In The Screwtape Letters, C.S. Lewis offers countless examples of how devils use pride to get in the way of a Christian’s relationship with God. Screwtape advises Wormwood on how to guide his patient away from the Enemy using pride and the exploitation of any humility the patient gains from his relationship with the Enemy.  The Screwtape Letters show readers that they need to focus their attention outward toward God and then humility will come naturally to replace the sinful pride that devils try to sneak into their lives. It shows readers that through all their temptations and worldly thoughts, God is there to guide them if they just turn their focus towards him.

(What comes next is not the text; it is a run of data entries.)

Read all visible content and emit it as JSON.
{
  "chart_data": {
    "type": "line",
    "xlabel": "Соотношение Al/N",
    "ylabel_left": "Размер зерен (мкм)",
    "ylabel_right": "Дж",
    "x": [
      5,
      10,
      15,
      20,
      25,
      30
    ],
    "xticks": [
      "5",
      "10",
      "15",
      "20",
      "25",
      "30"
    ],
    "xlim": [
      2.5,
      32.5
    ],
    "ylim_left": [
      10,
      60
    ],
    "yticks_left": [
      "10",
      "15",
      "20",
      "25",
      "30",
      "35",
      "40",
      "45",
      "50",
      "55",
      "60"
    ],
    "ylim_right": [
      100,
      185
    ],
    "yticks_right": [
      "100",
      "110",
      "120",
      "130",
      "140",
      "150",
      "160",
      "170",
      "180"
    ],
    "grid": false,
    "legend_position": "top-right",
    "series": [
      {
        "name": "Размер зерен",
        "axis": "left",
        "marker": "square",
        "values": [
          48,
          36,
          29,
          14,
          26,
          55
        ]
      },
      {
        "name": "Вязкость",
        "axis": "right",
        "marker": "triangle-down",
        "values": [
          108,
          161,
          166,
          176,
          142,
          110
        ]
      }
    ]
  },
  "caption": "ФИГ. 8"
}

(1). Bergson, Henri. “The Comic in General-the Comic Element in Forms and Movement- Expansive Force of the Comic.” Laughing Matters. Ed. Marvin Diogenes. Pearson Longman, 2009. Print.

(2). Hemley, Robert. “Relaxing the Rules of Reason.” Laughing Matters. Ed. Marvin Diogenes. Pearson Longman, 2009. Print.

(3). Lewis, C.S. The Screwtape Letters. Annotated and with an introduction by Paul McCusker, HarperOne, 2013. Print.

(4). Waller, J. Michael. “Ridicule: An Instrument in the War on Terrorism.” Laughing Matters. Ed. Marvin Diogenes. Pearson Longman, 2009. Print.